Israël, disent-ils, est l’anomalie.

« Un nombre inquiétant de rapports »

Rieser a dit qu’il y avait une longue histoire de correspondances – du gouvernement de W. Bush à celui de Biden – entre Leahy et les Secrétaires d’État successifs, à la recherche de réponses sur les raisons pour lesquelles la loi Leahy n’était pas appliquée dans des cas impliquant des assassinats de Palestiniens.

Dans une lettre de mai 2002 au Secrétaire d’État de l’époque, Colin Powell, qui était en fonction dans le gouvernement de Bush, Leahy faisait part de ses inquiétudes sur le fait que la loi Leahy n’était pas appliquée au Moyen-Orient.

Dans une lettre de janvier 2009 à la Secrétaire d’État d’alors, Condoleezza Rice, Leahy exprimait son incrédulité devant le fait que le Département d’État n’« était informé » d’aucun incident impliquant l’IDF qui déclencherait la loi Leahy.

Un mois plus tard, Leahy adressait une autre lettre à la nouvelle Secrétaire d’État, Hillary Clinton, qui faisait partie du gouvernement Obama. Il y joignait des copies de sa correspondance avec la précédente Secrétaire d’État.

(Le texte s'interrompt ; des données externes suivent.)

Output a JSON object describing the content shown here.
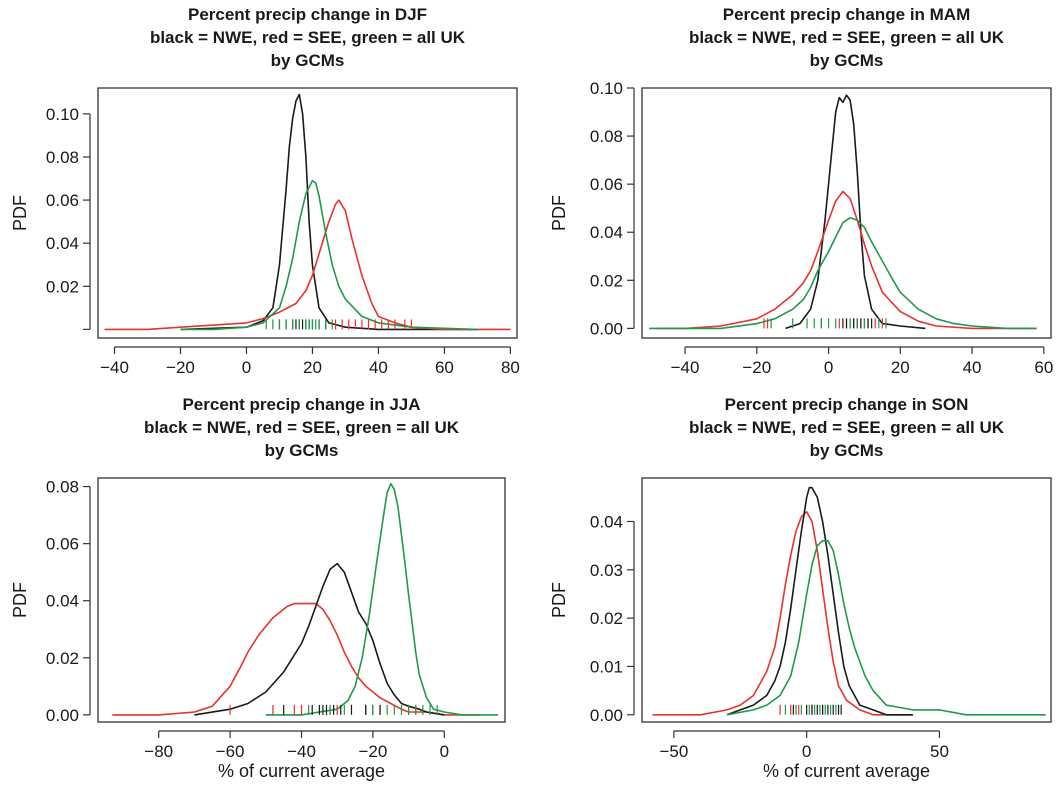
{
  "figure": {
    "colors": {
      "NWE": "#1a1a1a",
      "SEE": "#e8322e",
      "UK": "#1f9a4a",
      "axis": "#333333"
    }
  },
  "chart_data": [
    {
      "type": "line",
      "title": [
        "Percent precip change in DJF",
        "black = NWE, red = SEE, green = all UK",
        "by GCMs"
      ],
      "xlabel": "",
      "ylabel": "PDF",
      "xlim": [
        -45,
        82
      ],
      "ylim": [
        -0.004,
        0.112
      ],
      "xticks": [
        -40,
        -20,
        0,
        20,
        40,
        60,
        80
      ],
      "xtick_labels": [
        "−40",
        "−20",
        "0",
        "20",
        "40",
        "60",
        "80"
      ],
      "yticks": [
        0.0,
        0.02,
        0.04,
        0.06,
        0.08,
        0.1
      ],
      "ytick_labels": [
        "",
        "0.02",
        "0.04",
        "0.06",
        "0.08",
        "0.10"
      ],
      "series": [
        {
          "color": "NWE",
          "x": [
            -20,
            0,
            5,
            8,
            10,
            12,
            13,
            14,
            15,
            16,
            17,
            18,
            19,
            20,
            22,
            25,
            30,
            40,
            50,
            70
          ],
          "y": [
            0,
            0.001,
            0.004,
            0.01,
            0.03,
            0.065,
            0.085,
            0.098,
            0.106,
            0.109,
            0.1,
            0.08,
            0.05,
            0.03,
            0.01,
            0.003,
            0.001,
            0,
            0,
            0
          ]
        },
        {
          "color": "SEE",
          "x": [
            -43,
            -30,
            -20,
            -10,
            0,
            5,
            10,
            15,
            18,
            20,
            22,
            25,
            27,
            28,
            30,
            32,
            35,
            38,
            40,
            45,
            50,
            60,
            80
          ],
          "y": [
            0,
            0,
            0.001,
            0.002,
            0.003,
            0.005,
            0.008,
            0.012,
            0.018,
            0.025,
            0.035,
            0.05,
            0.058,
            0.06,
            0.055,
            0.042,
            0.025,
            0.012,
            0.006,
            0.003,
            0.001,
            0,
            0
          ]
        },
        {
          "color": "UK",
          "x": [
            -20,
            -10,
            0,
            5,
            10,
            12,
            14,
            16,
            18,
            20,
            21,
            22,
            24,
            26,
            28,
            30,
            35,
            40,
            50,
            70
          ],
          "y": [
            0,
            0,
            0.001,
            0.003,
            0.01,
            0.02,
            0.033,
            0.05,
            0.063,
            0.069,
            0.068,
            0.062,
            0.045,
            0.03,
            0.02,
            0.014,
            0.006,
            0.003,
            0.001,
            0
          ]
        }
      ],
      "rugs": [
        {
          "color": "SEE",
          "x": [
            27,
            29,
            31,
            33,
            35,
            37,
            39,
            41,
            43,
            45,
            48,
            50
          ]
        },
        {
          "color": "NWE",
          "x": [
            10,
            12,
            14,
            15,
            16,
            17,
            18,
            19,
            20,
            22,
            24
          ]
        },
        {
          "color": "UK",
          "x": [
            6,
            8,
            10,
            12,
            14,
            16,
            18,
            19,
            20,
            21,
            22,
            24,
            26
          ]
        }
      ]
    },
    {
      "type": "line",
      "title": [
        "Percent precip change in MAM",
        "black = NWE, red = SEE, green = all UK",
        "by GCMs"
      ],
      "xlabel": "",
      "ylabel": "PDF",
      "xlim": [
        -52,
        62
      ],
      "ylim": [
        -0.004,
        0.1
      ],
      "xticks": [
        -40,
        -20,
        0,
        20,
        40,
        60
      ],
      "xtick_labels": [
        "−40",
        "−20",
        "0",
        "20",
        "40",
        "60"
      ],
      "yticks": [
        0.0,
        0.02,
        0.04,
        0.06,
        0.08,
        0.1
      ],
      "ytick_labels": [
        "0.00",
        "0.02",
        "0.04",
        "0.06",
        "0.08",
        "0.10"
      ],
      "series": [
        {
          "color": "NWE",
          "x": [
            -12,
            -8,
            -5,
            -3,
            -1,
            1,
            2,
            3,
            4,
            5,
            6,
            7,
            8,
            9,
            10,
            12,
            15,
            20,
            27
          ],
          "y": [
            0,
            0.002,
            0.008,
            0.02,
            0.045,
            0.075,
            0.09,
            0.096,
            0.094,
            0.097,
            0.095,
            0.085,
            0.065,
            0.04,
            0.022,
            0.008,
            0.002,
            0.001,
            0
          ]
        },
        {
          "color": "SEE",
          "x": [
            -48,
            -40,
            -30,
            -20,
            -15,
            -10,
            -7,
            -5,
            -3,
            0,
            2,
            4,
            6,
            8,
            10,
            12,
            15,
            20,
            25,
            30,
            40,
            50,
            58
          ],
          "y": [
            0,
            0,
            0.001,
            0.004,
            0.008,
            0.014,
            0.019,
            0.024,
            0.032,
            0.045,
            0.053,
            0.057,
            0.054,
            0.045,
            0.035,
            0.026,
            0.015,
            0.007,
            0.003,
            0.001,
            0,
            0,
            0
          ]
        },
        {
          "color": "UK",
          "x": [
            -50,
            -40,
            -30,
            -20,
            -15,
            -10,
            -7,
            -5,
            -3,
            0,
            2,
            4,
            6,
            8,
            10,
            12,
            15,
            18,
            20,
            25,
            30,
            35,
            40,
            50,
            58
          ],
          "y": [
            0,
            0,
            0,
            0.002,
            0.004,
            0.008,
            0.012,
            0.017,
            0.024,
            0.032,
            0.038,
            0.044,
            0.046,
            0.045,
            0.042,
            0.036,
            0.028,
            0.02,
            0.015,
            0.008,
            0.004,
            0.002,
            0.001,
            0,
            0
          ]
        }
      ],
      "rugs": [
        {
          "color": "SEE",
          "x": [
            -18,
            -17,
            3,
            5,
            7,
            9,
            11,
            13,
            15
          ]
        },
        {
          "color": "NWE",
          "x": [
            -2,
            4,
            5,
            6,
            7,
            8,
            9,
            10,
            11,
            12
          ]
        },
        {
          "color": "UK",
          "x": [
            -16,
            -10,
            -6,
            -4,
            -2,
            0,
            2,
            6,
            8,
            10,
            14,
            16
          ]
        }
      ]
    },
    {
      "type": "line",
      "title": [
        "Percent precip change in JJA",
        "black = NWE, red = SEE, green = all UK",
        "by GCMs"
      ],
      "xlabel": "% of current average",
      "ylabel": "PDF",
      "xlim": [
        -97,
        17
      ],
      "ylim": [
        -0.0025,
        0.083
      ],
      "xticks": [
        -80,
        -60,
        -40,
        -20,
        0
      ],
      "xtick_labels": [
        "−80",
        "−60",
        "−40",
        "−20",
        "0"
      ],
      "yticks": [
        0.0,
        0.02,
        0.04,
        0.06,
        0.08
      ],
      "ytick_labels": [
        "0.00",
        "0.02",
        "0.04",
        "0.06",
        "0.08"
      ],
      "series": [
        {
          "color": "SEE",
          "x": [
            -93,
            -80,
            -70,
            -65,
            -60,
            -57,
            -55,
            -52,
            -50,
            -48,
            -46,
            -44,
            -42,
            -40,
            -38,
            -36,
            -34,
            -32,
            -30,
            -28,
            -26,
            -24,
            -22,
            -20,
            -18,
            -15,
            -12,
            -10,
            -5,
            0,
            10
          ],
          "y": [
            0,
            0,
            0.001,
            0.003,
            0.01,
            0.017,
            0.022,
            0.028,
            0.031,
            0.034,
            0.036,
            0.038,
            0.039,
            0.039,
            0.039,
            0.039,
            0.037,
            0.033,
            0.028,
            0.022,
            0.017,
            0.013,
            0.01,
            0.008,
            0.006,
            0.004,
            0.002,
            0.001,
            0.001,
            0,
            0
          ]
        },
        {
          "color": "NWE",
          "x": [
            -70,
            -60,
            -55,
            -50,
            -45,
            -40,
            -38,
            -36,
            -34,
            -32,
            -30,
            -28,
            -26,
            -24,
            -22,
            -20,
            -18,
            -16,
            -14,
            -12,
            -10,
            -7,
            -5,
            0
          ],
          "y": [
            0,
            0.002,
            0.004,
            0.008,
            0.015,
            0.025,
            0.031,
            0.038,
            0.045,
            0.051,
            0.053,
            0.05,
            0.043,
            0.036,
            0.032,
            0.026,
            0.018,
            0.011,
            0.007,
            0.004,
            0.003,
            0.002,
            0.001,
            0
          ]
        },
        {
          "color": "UK",
          "x": [
            -50,
            -40,
            -35,
            -30,
            -27,
            -25,
            -23,
            -21,
            -19,
            -17,
            -16,
            -15,
            -14,
            -13,
            -12,
            -11,
            -10,
            -9,
            -8,
            -7,
            -5,
            -3,
            0,
            5,
            10,
            15
          ],
          "y": [
            0,
            0,
            0.001,
            0.002,
            0.005,
            0.01,
            0.02,
            0.035,
            0.053,
            0.07,
            0.078,
            0.081,
            0.079,
            0.073,
            0.063,
            0.053,
            0.042,
            0.032,
            0.022,
            0.014,
            0.006,
            0.002,
            0.001,
            0,
            0,
            0
          ]
        }
      ],
      "rugs": [
        {
          "color": "SEE",
          "x": [
            -60,
            -48,
            -42,
            -40,
            -32,
            -30,
            -22,
            -20,
            -18,
            -10,
            -8
          ]
        },
        {
          "color": "NWE",
          "x": [
            -45,
            -37,
            -35,
            -34,
            -33,
            -31,
            -29,
            -26,
            -22,
            -20,
            -18
          ]
        },
        {
          "color": "UK",
          "x": [
            -38,
            -32,
            -28,
            -20,
            -16,
            -14,
            -12,
            -10,
            -8,
            -6,
            -4,
            -2
          ]
        }
      ]
    },
    {
      "type": "line",
      "title": [
        "Percent precip change in SON",
        "black = NWE, red = SEE, green = all UK",
        "by GCMs"
      ],
      "xlabel": "% of current average",
      "ylabel": "PDF",
      "xlim": [
        -62,
        92
      ],
      "ylim": [
        -0.0015,
        0.049
      ],
      "xticks": [
        -50,
        0,
        50
      ],
      "xtick_labels": [
        "−50",
        "0",
        "50"
      ],
      "yticks": [
        0.0,
        0.01,
        0.02,
        0.03,
        0.04
      ],
      "ytick_labels": [
        "0.00",
        "0.01",
        "0.02",
        "0.03",
        "0.04"
      ],
      "series": [
        {
          "color": "SEE",
          "x": [
            -58,
            -40,
            -30,
            -25,
            -20,
            -15,
            -12,
            -10,
            -8,
            -6,
            -4,
            -2,
            0,
            2,
            4,
            6,
            8,
            10,
            12,
            15,
            20,
            25,
            30,
            40
          ],
          "y": [
            0,
            0,
            0.001,
            0.002,
            0.004,
            0.009,
            0.014,
            0.02,
            0.027,
            0.033,
            0.038,
            0.041,
            0.042,
            0.04,
            0.034,
            0.026,
            0.018,
            0.011,
            0.006,
            0.003,
            0.001,
            0,
            0,
            0
          ]
        },
        {
          "color": "NWE",
          "x": [
            -30,
            -25,
            -20,
            -15,
            -12,
            -10,
            -8,
            -6,
            -4,
            -2,
            0,
            1,
            2,
            4,
            6,
            8,
            10,
            12,
            14,
            16,
            18,
            20,
            25,
            30,
            40
          ],
          "y": [
            0,
            0.001,
            0.002,
            0.004,
            0.007,
            0.01,
            0.015,
            0.022,
            0.03,
            0.038,
            0.045,
            0.047,
            0.047,
            0.045,
            0.04,
            0.033,
            0.025,
            0.017,
            0.01,
            0.006,
            0.004,
            0.002,
            0.001,
            0,
            0
          ]
        },
        {
          "color": "UK",
          "x": [
            -30,
            -20,
            -15,
            -10,
            -6,
            -3,
            0,
            2,
            4,
            6,
            8,
            10,
            12,
            14,
            16,
            18,
            20,
            22,
            25,
            30,
            40,
            50,
            60,
            75,
            90
          ],
          "y": [
            0,
            0.001,
            0.002,
            0.004,
            0.008,
            0.015,
            0.025,
            0.031,
            0.035,
            0.036,
            0.036,
            0.034,
            0.029,
            0.023,
            0.018,
            0.014,
            0.011,
            0.008,
            0.005,
            0.002,
            0.001,
            0.001,
            0,
            0,
            0
          ]
        }
      ],
      "rugs": [
        {
          "color": "SEE",
          "x": [
            -10,
            -6,
            -3,
            2,
            6
          ]
        },
        {
          "color": "NWE",
          "x": [
            -5,
            0,
            2,
            4,
            6,
            8,
            10,
            12,
            13
          ]
        },
        {
          "color": "UK",
          "x": [
            -8,
            -4,
            -2,
            1,
            3,
            5,
            7,
            9,
            11
          ]
        }
      ]
    }
  ]
}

Une lettre de février 2016 de Leahy au Secrétaire d’État d’alors, John Kerry, mentionnait « un nombre inquiétant de rapports sur de graves violations possibles des droits humains par les forces de sécurité en Israël et en Égypte », y compris des « assassinats extra-judiciaires par l’armée et la police israéliennes ».

Une lettre d’octobre 2017 à Rex Tillerson, qui occupait la fonction de Secrétaire d’État sous Donald Trump, demandait quelles mesures l’ambassade des États-Unis en Israël prenait pour garantir l’application de la loi Leahy à l’IDF.

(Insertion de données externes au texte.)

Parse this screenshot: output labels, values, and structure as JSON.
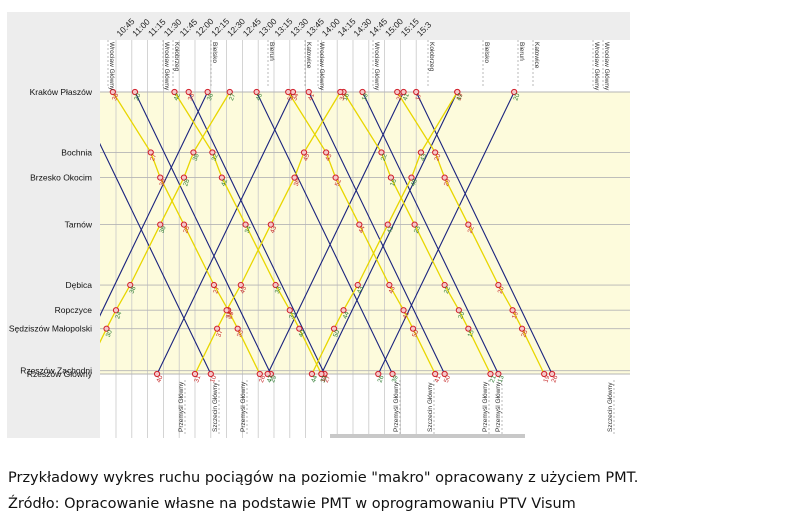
{
  "stations": [
    {
      "name": "Kraków Płaszów",
      "km": 0
    },
    {
      "name": "Bochnia",
      "km": 36
    },
    {
      "name": "Brzesko Okocim",
      "km": 51
    },
    {
      "name": "Tarnów",
      "km": 79
    },
    {
      "name": "Dębica",
      "km": 115
    },
    {
      "name": "Ropczyce",
      "km": 130
    },
    {
      "name": "Sędziszów Małopolski",
      "km": 141
    },
    {
      "name": "Rzeszów Zachodni",
      "km": 166
    },
    {
      "name": "Rzeszów Główny",
      "km": 168
    }
  ],
  "time_ticks": [
    "10:45",
    "11:00",
    "11:15",
    "11:30",
    "11:45",
    "12:00",
    "12:15",
    "12:30",
    "12:45",
    "13:00",
    "13:15",
    "13:30",
    "13:45",
    "14:00",
    "14:15",
    "14:30",
    "14:45",
    "15:00",
    "15:15",
    "15:3"
  ],
  "top_destinations": [
    "Wrocław Główny",
    "Wrocław Główny",
    "Kołobrzeg",
    "Bielsko",
    "Bieruń",
    "Katowice",
    "Wrocław Główny",
    "Wrocław Główny",
    "Kołobrzeg",
    "Bielsko",
    "Bieruń",
    "Katowice",
    "Wrocław Główny",
    "Wrocław Główny"
  ],
  "bottom_destinations": [
    "Przemyśl Główny",
    "Szczecin Główny",
    "Przemyśl Główny",
    "Przemyśl Główny",
    "Szczecin Główny",
    "Przemyśl Główny",
    "Przemyśl Główny",
    "Szczecin Główny"
  ],
  "colors": {
    "yellow_band": "#fdfbdc",
    "navy_line": "#1a237e",
    "yellow_line": "#e8d600",
    "header": "#ededed",
    "station_panel": "#ededed",
    "stop_marker": "#d11f2a",
    "arrival_label": "#2e7d32",
    "departure_label": "#c62828"
  },
  "captions": [
    "Przykładowy wykres ruchu pociągów na poziomie \"makro\" opracowany z użyciem PMT.",
    "Źródło: Opracowanie własne na podstawie PMT w oprogramowaniu PTV Visum"
  ]
}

Plus tard, en mai 2018, dans une lettre de Leahy au Secrétaire d’État à cette date, Mike Pompeo, dans le gouvernement Trump, Leahy demandait un examen selon la loi Leahy des morts par balles d’environ 100 manifestants palestiniens de Gaza, qui avaient été tués depuis mars de la même année. « Si des informations crédibles existent pour déclencher la loi Leahy à propos d’une unité israélienne et si le gouvernement d’Israël ne prend aucune mesure effective pour traduire en justice les individus responsables, une telle unité n’est plus éligible à l’aide américaine », écrivait Leahy.

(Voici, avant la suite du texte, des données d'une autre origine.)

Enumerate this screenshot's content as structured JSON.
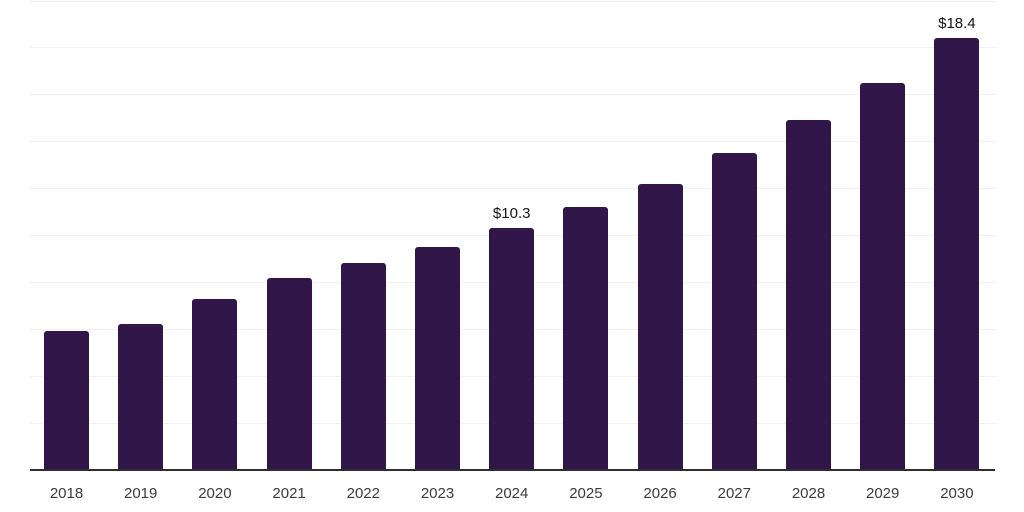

Dans une lettre de suivi en septembre, Leahy réclamait une « réponse claire », en particulier pour savoir si le gouvernement avait jamais cherché à déterminer quelles unités de l’IDF avaient tiré sur les Palestiniens. Dans une autre lettre, envoyée par Leahy en décembre, il demandait combien de fois l’ambassade américaine avait présenté à Israël des preuves de graves violations des droits humains et combien de fois ces individus avaient été exclus du bénéfice de l’aide américaine.

Plusieurs autres lettres de Leahy font référence à de graves violations des droits humains par l’IDF. Aucun des cas en question n’a mené à la punition d’une unité.